After General Mills (NYSE: GIS | GIS Price Prediction) reported fiscal Q3 2026 earnings, the stock was down 7.6% over the past week to about $39, with a 35.9% decline over the past year. That collapse has pushed the dividend yield to roughly 6.3%. The real question for income investors is whether that yield is a reward or a warning.
Dividend Snapshot
| Metric | Value |
|---|---|
| Annual Dividend | $2.44 per share |
| Dividend Yield | ~6.3% |
| Most Recent Increase | 2% (June 2025, from $0.60 to $0.61/quarter) |
| Dividend Aristocrat Status | Yes (25+ consecutive years of increases) |
| Next Ex-Dividend Date | April 10, 2026 |
Payout Ratios Are Manageable Today, but Deteriorating Fast
| Metric | Value | Assessment |
|---|---|---|
| Earnings Payout Ratio (FY2025) | 58.3% | Healthy |
| FCF Payout Ratio (FY2025) | $1.41B dividends / $2.29B FCF | Healthy (below 60%) |
| Operating Cash Flow Coverage (FY2025) | $2.918B OCF vs. $1.339B dividends | Strong |
Full-year numbers still look fine. General Mills paid $1.41 billion in dividends in FY2025 against $2.29 billion in free cash flow, and FY2025 adjusted EPS came in at $4.21 against a $2.44 annual dividend. But management guided FY2026 adjusted EPS down 10% to 15% in constant currency from that $4.21 base, which would push the earnings payout ratio meaningfully higher. Quarterly FCF coverage already dipped below 1.0x in Q2 FY2026 ($287.5M FCF vs. $330.9M in dividends), though seasonal patterns partly explain that weakness.
Debt Adds Real Pressure
| Metric | Value | Assessment |
|---|---|---|
| Total Liabilities (FY2025) | $23.860B | Elevated |
| Shareholders Equity (FY2025) | $9.199B | Moderate |
| EBITDA (TTM) | $3.544B | Declining |
| Cash on Hand (Q2 FY2026) | $683.4M | Thin |
Leverage is the most credible threat to the dividend. Wells Fargo analyst Chris Carey downgraded the stock to Underweight with a $35 price target, citing “high leverage and potential dividend constraints.” The company also flagged higher net interest expense from increased long-term debt. With only $683 million in cash and a shrinking revenue base, the cushion is smaller than the headline payout ratio suggests.
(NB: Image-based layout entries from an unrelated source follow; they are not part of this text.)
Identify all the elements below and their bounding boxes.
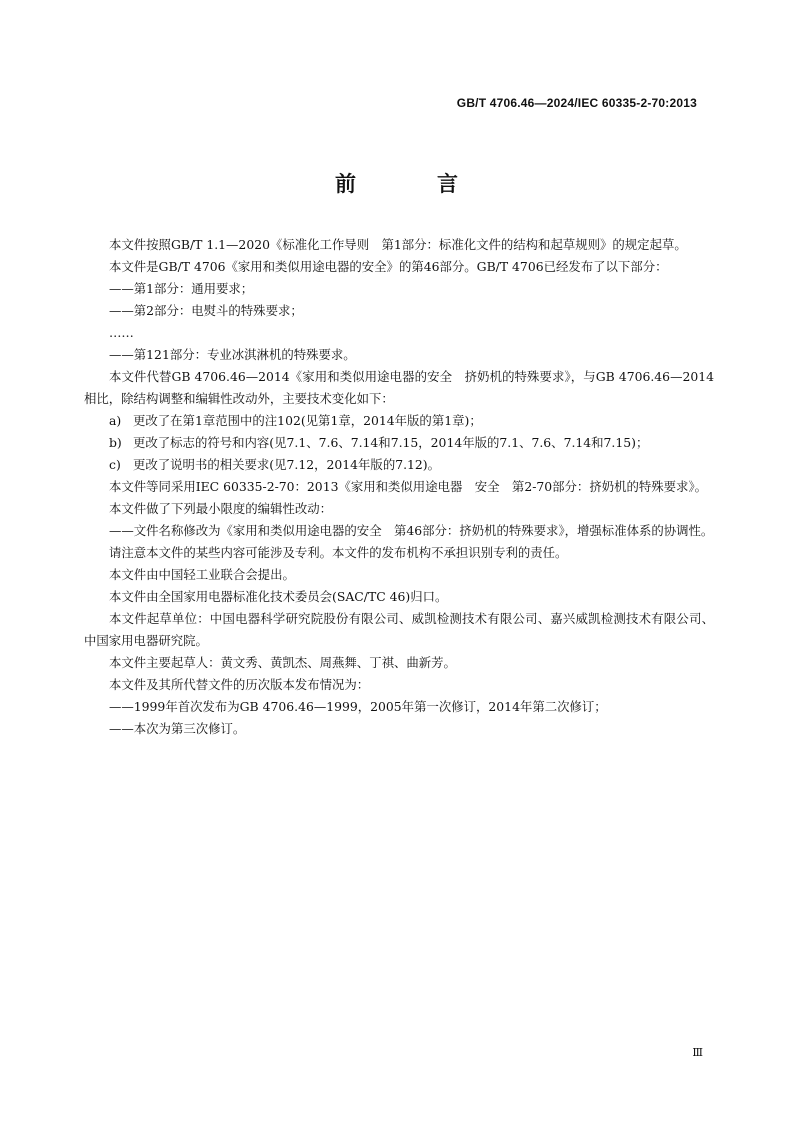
paragraph: 本文件由中国轻工业联合会提出。: [109, 567, 295, 582]
document-code-header: GB/T 4706.46—2024/IEC 60335-2-70:2013: [456, 96, 697, 110]
change-item: [84, 410, 714, 432]
paragraph: 本文件起草单位：中国电器科学研究院股份有限公司、威凯检测技术有限公司、嘉兴威凯检测技术有限公司、中国家用电器研究院。: [84, 611, 714, 648]
list-item: ……: [109, 325, 134, 340]
list-item: ——1999年首次发布为GB 4706.46—1999，2005年第一次修订，2014年第二次修订；: [109, 699, 607, 714]
page-number: Ⅲ: [692, 1046, 703, 1059]
change-text: 更改了标志的符号和内容(见7.1、7.6、7.14和7.15，2014年版的7.1、7.6、7.14和7.15)；: [133, 435, 649, 450]
paragraph: 本文件等同采用IEC 60335-2-70：2013《家用和类似用途电器 安全 第2-70部分：挤奶机的特殊要求》。: [109, 479, 708, 494]
page-title: 前 言: [335, 172, 488, 196]
change-item: [84, 432, 714, 454]
list-item: ——文件名称修改为《家用和类似用途电器的安全 第46部分：挤奶机的特殊要求》，增强标准体系的协调性。: [109, 523, 714, 538]
list-item: ——本次为第三次修订。: [109, 721, 246, 736]
change-text: 更改了在第1章范围中的注102(见第1章，2014年版的第1章)；: [133, 413, 482, 428]
paragraph: 本文件由全国家用电器标准化技术委员会(SAC/TC 46)归口。: [109, 589, 448, 604]
paragraph: 请注意本文件的某些内容可能涉及专利。本文件的发布机构不承担识别专利的责任。: [109, 545, 568, 560]
change-item: [84, 454, 714, 476]
paragraph: 本文件做了下列最小限度的编辑性改动：: [109, 501, 333, 516]
change-label: b): [109, 435, 122, 450]
paragraph: 本文件代替GB 4706.46—2014《家用和类似用途电器的安全 挤奶机的特殊要求》，与GB 4706.46—2014相比，除结构调整和编辑性改动外，主要技术变化如下：: [84, 369, 714, 406]
paragraph: 本文件是GB/T 4706《家用和类似用途电器的安全》的第46部分。GB/T 4706已经发布了以下部分：: [109, 259, 668, 274]
list-item: ——第1部分：通用要求；: [109, 281, 254, 296]
paragraph: 本文件主要起草人：黄文秀、黄凯杰、周燕舞、丁祺、曲新芳。: [109, 655, 456, 670]
change-label: c): [109, 457, 121, 472]
list-item: ——第2部分：电熨斗的特殊要求；: [109, 303, 303, 318]
foreword-body: [84, 234, 714, 740]
change-text: 更改了说明书的相关要求(见7.12，2014年版的7.12)。: [133, 457, 441, 472]
paragraph: 本文件按照GB/T 1.1—2020《标准化工作导则 第1部分：标准化文件的结构和起草规则》的规定起草。: [109, 237, 687, 252]
paragraph: 本文件及其所代替文件的历次版本发布情况为：: [109, 677, 370, 692]
list-item: ——第121部分：专业冰淇淋机的特殊要求。: [109, 347, 356, 362]
change-label: a): [109, 413, 122, 428]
A Long Track Record, but Growth Is Slowing
| Year | Quarterly Rate | Annualized |
|---|---|---|
| FY2026 (current) | $0.61 | $2.44 |
| FY2025 | $0.60 | $2.40 |
| FY2024 | $0.59-$0.60 | ~$2.38 |
| FY2023 | $0.54-$0.59 | ~$2.28 |
| FY2022 | $0.51-$0.54 | ~$2.10 |
General Mills has paid its dividend every year for over 25 consecutive years with no cuts back to 1999. But recent increases have been modest. The most recent raise was just 2%, and with earnings under pressure, another increase in 2026 is far from certain.
Management Stays Committed, but the Language Is Careful
CEO Jeff Harmening said on the Q2 FY2026 call: “Our team continued to execute exceptionally well in a volatile operating environment, delivering results ahead of our expectations in the second quarter. With improved momentum in the first half and confidence in our plans to drive further improvement in the rest of the year, we are reaffirming our full-year fiscal 2026 outlook.” The company also declared the next $0.61 quarterly dividend on January 26, 2026. Management is not hedging on the current payment, but there are no bold promises about future increases.
Moderate Risk: The Dividend Looks Safe Today, but Watch the Debt
Dividend Safety Rating: Moderate Risk
The full-year FCF payout ratio remains below 60%, full-year coverage sits above 1.7x, and the next quarterly payment is declared. The dividend is not in immediate danger. But earnings are guided down 10% to 15% this year, revenue has declined for several consecutive quarters, debt is elevated, and the Brazil divestiture will further shrink the top line by roughly $350 million. The 6.3% yield reflects genuine risk, not just a market overreaction. Watch for two key indicators of sustainable dividend growth: (1) organic sales stabilization in the back half of FY2026, and (2) FCF conversion at the guided 95%+ of adjusted after-tax earnings.